Speaker
Description
Lizel Potgieter 1,2, Alice Feurtey1,2, Ronnie de Jonge3, Mark Varrelmann4, Mark McMullan5, Melvin Bolton6, Eva H. Stukenbrock 1,2 1. Environmental Genomics, University of Kiel, Kiel, Germany 2. Max Planck Institute for Evolutionary Biology, Plön, Germany 3. Plant-Microbe Interactions, Utrecht University, Utrecht, Netherlands 4. Institut für Zuckerrübenforschung an der Universität Göttingen, Göttingen, Germany 5. The Earlham Institute, Norwich Research Park, Norwich, UK 6. Northern Crop Science Laboratory, United States Department of Agriculture, Fargo, ND, United States Cercospora beticola is a fungal pathogen of sugar beet that causes the disease Cercospora Leaf Spot (CLS). Sugar beet is a relatively modern crop with a well documented domestication history in Central Europe.
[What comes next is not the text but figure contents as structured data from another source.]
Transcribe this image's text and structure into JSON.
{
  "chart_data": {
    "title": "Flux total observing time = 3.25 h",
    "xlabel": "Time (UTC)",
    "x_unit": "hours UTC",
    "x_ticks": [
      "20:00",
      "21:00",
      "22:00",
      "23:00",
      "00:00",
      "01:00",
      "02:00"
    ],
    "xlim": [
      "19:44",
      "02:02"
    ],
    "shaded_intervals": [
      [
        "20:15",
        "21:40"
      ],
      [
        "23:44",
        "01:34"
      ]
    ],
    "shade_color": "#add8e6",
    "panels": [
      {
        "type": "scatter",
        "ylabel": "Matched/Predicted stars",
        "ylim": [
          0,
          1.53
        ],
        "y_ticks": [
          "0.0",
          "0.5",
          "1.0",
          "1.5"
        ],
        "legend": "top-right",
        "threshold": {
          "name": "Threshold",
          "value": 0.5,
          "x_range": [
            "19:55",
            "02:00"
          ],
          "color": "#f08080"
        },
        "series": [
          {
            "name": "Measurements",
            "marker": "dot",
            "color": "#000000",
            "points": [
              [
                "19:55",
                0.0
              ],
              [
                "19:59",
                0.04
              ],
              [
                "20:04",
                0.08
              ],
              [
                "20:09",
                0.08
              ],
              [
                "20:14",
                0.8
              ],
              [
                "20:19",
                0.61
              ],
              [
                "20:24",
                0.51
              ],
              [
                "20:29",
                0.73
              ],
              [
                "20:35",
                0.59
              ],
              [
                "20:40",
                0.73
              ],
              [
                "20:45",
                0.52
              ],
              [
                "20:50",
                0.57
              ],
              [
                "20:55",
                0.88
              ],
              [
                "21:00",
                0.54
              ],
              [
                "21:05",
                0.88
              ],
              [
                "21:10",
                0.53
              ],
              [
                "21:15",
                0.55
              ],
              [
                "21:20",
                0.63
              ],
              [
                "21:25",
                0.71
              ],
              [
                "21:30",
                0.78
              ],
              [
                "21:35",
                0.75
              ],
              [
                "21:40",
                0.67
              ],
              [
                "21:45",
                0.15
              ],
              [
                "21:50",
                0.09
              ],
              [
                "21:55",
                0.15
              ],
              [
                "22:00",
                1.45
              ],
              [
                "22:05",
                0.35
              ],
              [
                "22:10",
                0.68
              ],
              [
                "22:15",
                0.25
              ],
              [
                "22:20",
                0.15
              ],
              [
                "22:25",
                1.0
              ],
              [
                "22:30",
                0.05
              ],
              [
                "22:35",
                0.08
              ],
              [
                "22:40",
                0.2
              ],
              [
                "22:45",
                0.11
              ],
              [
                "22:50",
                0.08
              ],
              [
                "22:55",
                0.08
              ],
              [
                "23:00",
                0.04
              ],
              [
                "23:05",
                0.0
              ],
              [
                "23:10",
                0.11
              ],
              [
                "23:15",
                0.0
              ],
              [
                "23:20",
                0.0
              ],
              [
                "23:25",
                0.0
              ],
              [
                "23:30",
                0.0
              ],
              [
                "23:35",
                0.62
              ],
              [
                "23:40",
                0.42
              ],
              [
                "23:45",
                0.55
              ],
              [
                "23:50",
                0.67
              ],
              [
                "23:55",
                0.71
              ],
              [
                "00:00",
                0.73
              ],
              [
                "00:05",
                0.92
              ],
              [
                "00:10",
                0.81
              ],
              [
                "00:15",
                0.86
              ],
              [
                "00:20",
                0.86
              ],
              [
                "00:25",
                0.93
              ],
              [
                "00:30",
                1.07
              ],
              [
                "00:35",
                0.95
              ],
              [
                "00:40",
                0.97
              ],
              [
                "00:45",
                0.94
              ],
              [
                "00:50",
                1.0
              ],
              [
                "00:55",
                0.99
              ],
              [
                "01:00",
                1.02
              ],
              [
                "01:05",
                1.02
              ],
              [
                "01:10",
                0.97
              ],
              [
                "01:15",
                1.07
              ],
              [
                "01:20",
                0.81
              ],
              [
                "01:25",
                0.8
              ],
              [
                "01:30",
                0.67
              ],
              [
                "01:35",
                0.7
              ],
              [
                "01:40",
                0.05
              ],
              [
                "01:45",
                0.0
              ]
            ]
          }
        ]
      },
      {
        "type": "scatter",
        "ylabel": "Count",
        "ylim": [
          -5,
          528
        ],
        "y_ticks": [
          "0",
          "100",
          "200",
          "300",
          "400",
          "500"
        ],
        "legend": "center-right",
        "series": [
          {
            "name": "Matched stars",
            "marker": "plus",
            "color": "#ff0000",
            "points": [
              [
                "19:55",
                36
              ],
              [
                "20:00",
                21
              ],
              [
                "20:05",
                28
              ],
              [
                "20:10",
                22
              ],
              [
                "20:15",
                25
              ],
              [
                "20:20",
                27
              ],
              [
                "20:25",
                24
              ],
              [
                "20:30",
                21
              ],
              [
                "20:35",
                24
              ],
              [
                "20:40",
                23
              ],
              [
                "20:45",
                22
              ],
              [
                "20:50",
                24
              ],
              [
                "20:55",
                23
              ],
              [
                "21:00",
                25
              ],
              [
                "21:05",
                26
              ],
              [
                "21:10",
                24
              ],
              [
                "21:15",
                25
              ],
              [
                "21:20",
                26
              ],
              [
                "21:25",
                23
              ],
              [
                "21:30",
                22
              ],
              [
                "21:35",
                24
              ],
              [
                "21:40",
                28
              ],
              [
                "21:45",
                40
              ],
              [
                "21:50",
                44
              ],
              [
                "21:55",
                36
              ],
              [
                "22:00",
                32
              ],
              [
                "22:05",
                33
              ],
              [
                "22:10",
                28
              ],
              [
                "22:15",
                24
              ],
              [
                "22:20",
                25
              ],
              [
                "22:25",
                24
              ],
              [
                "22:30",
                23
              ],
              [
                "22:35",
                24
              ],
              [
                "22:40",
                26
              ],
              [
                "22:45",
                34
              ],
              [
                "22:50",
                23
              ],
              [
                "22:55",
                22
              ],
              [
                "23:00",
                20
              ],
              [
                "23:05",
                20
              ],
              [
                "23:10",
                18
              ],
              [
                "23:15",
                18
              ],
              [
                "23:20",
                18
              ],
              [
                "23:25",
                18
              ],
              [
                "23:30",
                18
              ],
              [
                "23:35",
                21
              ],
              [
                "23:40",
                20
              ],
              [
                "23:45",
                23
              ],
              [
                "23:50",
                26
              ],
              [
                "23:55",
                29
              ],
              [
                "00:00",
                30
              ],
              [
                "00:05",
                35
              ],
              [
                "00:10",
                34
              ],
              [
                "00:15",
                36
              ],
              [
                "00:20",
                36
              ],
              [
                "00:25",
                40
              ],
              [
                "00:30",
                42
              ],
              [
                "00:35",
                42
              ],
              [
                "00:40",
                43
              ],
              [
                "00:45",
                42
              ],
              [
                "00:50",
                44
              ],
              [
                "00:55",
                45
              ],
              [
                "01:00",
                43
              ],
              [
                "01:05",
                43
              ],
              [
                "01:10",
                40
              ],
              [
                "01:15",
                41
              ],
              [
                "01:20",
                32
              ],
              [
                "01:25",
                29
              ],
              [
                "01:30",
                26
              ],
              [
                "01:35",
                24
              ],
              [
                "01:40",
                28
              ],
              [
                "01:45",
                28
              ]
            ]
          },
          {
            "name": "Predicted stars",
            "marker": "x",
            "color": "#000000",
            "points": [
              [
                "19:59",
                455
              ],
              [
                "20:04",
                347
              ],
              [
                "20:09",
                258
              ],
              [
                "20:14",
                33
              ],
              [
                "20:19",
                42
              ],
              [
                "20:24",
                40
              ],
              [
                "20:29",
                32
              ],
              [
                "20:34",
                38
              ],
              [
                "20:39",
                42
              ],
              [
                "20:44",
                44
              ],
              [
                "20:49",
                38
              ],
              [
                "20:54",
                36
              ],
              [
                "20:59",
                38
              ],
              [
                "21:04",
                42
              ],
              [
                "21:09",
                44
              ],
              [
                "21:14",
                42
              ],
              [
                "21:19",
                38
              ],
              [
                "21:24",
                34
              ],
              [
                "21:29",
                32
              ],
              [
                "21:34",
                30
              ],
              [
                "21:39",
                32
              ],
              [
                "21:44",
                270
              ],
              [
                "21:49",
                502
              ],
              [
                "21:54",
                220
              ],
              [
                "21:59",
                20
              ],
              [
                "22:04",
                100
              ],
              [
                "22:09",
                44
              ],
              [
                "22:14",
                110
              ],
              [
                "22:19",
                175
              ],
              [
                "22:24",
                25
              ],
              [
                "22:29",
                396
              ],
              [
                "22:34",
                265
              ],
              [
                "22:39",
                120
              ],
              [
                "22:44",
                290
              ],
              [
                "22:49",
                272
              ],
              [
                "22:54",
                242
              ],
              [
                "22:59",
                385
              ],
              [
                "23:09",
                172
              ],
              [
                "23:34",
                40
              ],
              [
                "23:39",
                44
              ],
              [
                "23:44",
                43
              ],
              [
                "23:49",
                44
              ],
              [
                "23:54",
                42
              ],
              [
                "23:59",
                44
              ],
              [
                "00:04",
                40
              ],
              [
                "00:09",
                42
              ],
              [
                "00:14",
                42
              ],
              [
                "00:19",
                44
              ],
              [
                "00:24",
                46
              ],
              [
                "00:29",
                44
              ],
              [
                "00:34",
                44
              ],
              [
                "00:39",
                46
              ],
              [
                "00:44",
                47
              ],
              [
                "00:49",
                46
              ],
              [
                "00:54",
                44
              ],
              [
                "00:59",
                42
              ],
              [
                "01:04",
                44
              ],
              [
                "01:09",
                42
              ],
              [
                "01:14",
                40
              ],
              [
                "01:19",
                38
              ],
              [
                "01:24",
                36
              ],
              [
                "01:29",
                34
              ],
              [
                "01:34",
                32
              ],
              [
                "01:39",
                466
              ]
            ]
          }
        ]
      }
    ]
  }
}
The ancestor of sugar beet is the wild beet species Beta vulgaris spp. maritima which can also be infected by C. beticola. Cultivated and wild beet species provide an excellent model system to study the effect of host domestication on pathogen evolution due to the recent domestication, and host range expansion of sugar beet. We collected isolates from C. beticola from wild and cultivated beet from several sites in Europe and the US. Sequencing the 37Mb haploid genomes of 150 isolates allowed us to identify population differentiation of pathogens on wild and cultivated host species suggesting divergent host specialization. Over all, the genomes of the C. beticola populations on the two distinct hosts harbour similar amounts of genetic variation, and are likely closely related. Nevertheless, the genomes of C. beticola also bear signatures of recurrent gene flow. We have identified regions that exhibit a higher extent of sequence divergence between C. beticola populations isolated from the wild and cultivated hosts. These regions include genes that may evolve under divergent selection during recent adaptation to the distinct hosts. Results from this study are beginning to shed light on the evolution of C. beticola associated with geographic domestication, beet breeding, and monoculture host populations.